1. A laundry detergent composition comprising an anti-redeposition agent, a surfactant, and optionally a builder, wherein the anti-redeposition agent is a polymer comprising polymerized units of: (a)5 to 35% by weight of at least one nitrogen-containing ethylenically unsaturated monomer having at least one pKa value of 6 to 11.5, selected from the group consisting of di (C)₁-C₄Alkyl) aminoethyl (meth) acrylate, di (C)₁-C₄Alkyl) aminoethyl (meth) acryloylAmine, bis (C)₁-C₄Alkyl) aminopropyl (meth) acrylate, or di (C)₁-C₄Alkyl) aminopropyl (meth) acrylamide, and (b)65 to 95 weight percent (meth) acrylic acid.

2. The composition of claim 1, wherein at least one nitrogen-containing ethylenically unsaturated monomer has at least one pKa value of 7 to 11.

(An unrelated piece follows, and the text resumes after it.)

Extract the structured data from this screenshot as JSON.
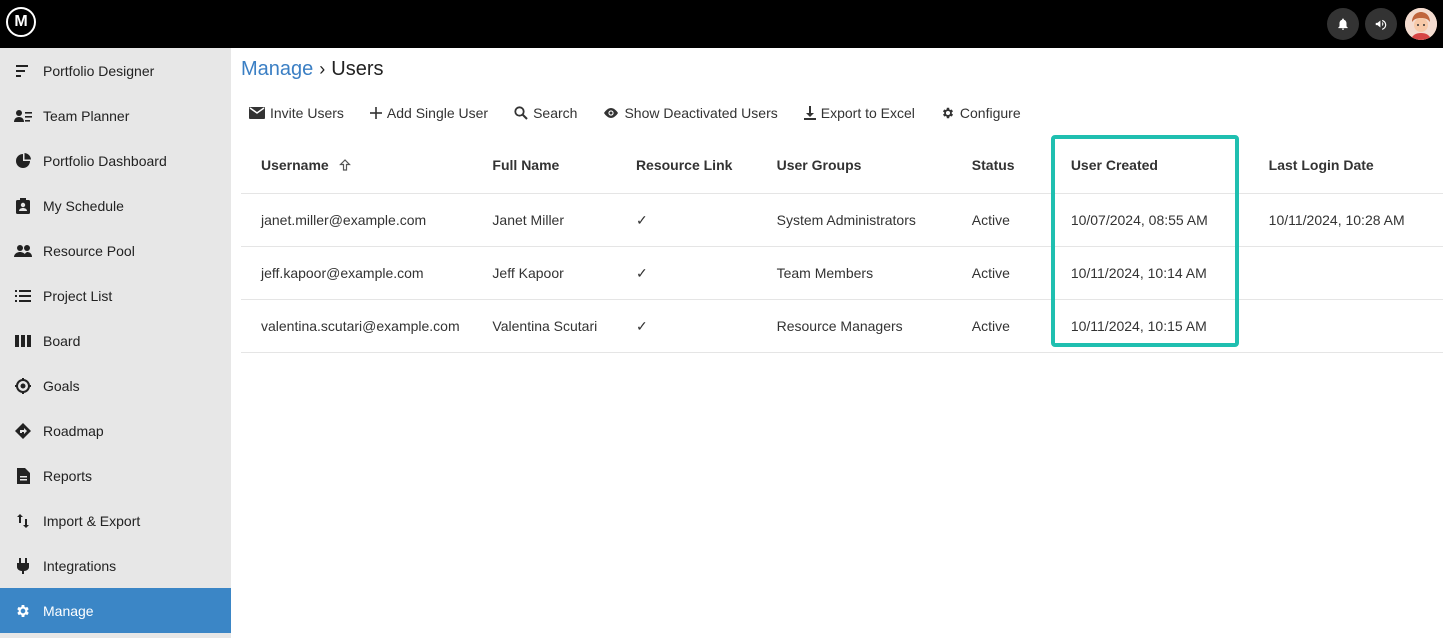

3. The composition of claim 1, wherein the polymer has an M of 5,000 to 70,000_w。

4. The composition of claim 3, wherein the polymer comprises the following polymerized units: 7 to 30% by weight of at least one nitrogen-containing ethylenically unsaturated monomer selected from the group consisting of di (C)₁-C₄Alkyl) aminoethyl (meth) acrylate, di (C)₁-C₄Alkyl) aminoethyl (meth) acrylamide, di (C)₁-C₄Alkyl) aminopropyl (meth) acrylate, or di (C)₁-C₄Alkyl) aminopropyl (meth) acrylamide, and from 70 wt% to 93 wt% of (meth) acrylic acid.

5. The composition of claim 4, wherein the surfactant comprises at least one anionic surfactant that is a sulfate or sulfonate.

6. The composition of claim 5, wherein the nitrogen-containing ethylenically unsaturated monomer is 2- (dimethylamino) ethyl methacrylate or N- [3- (dimethylamino) propyl ] methacrylamide.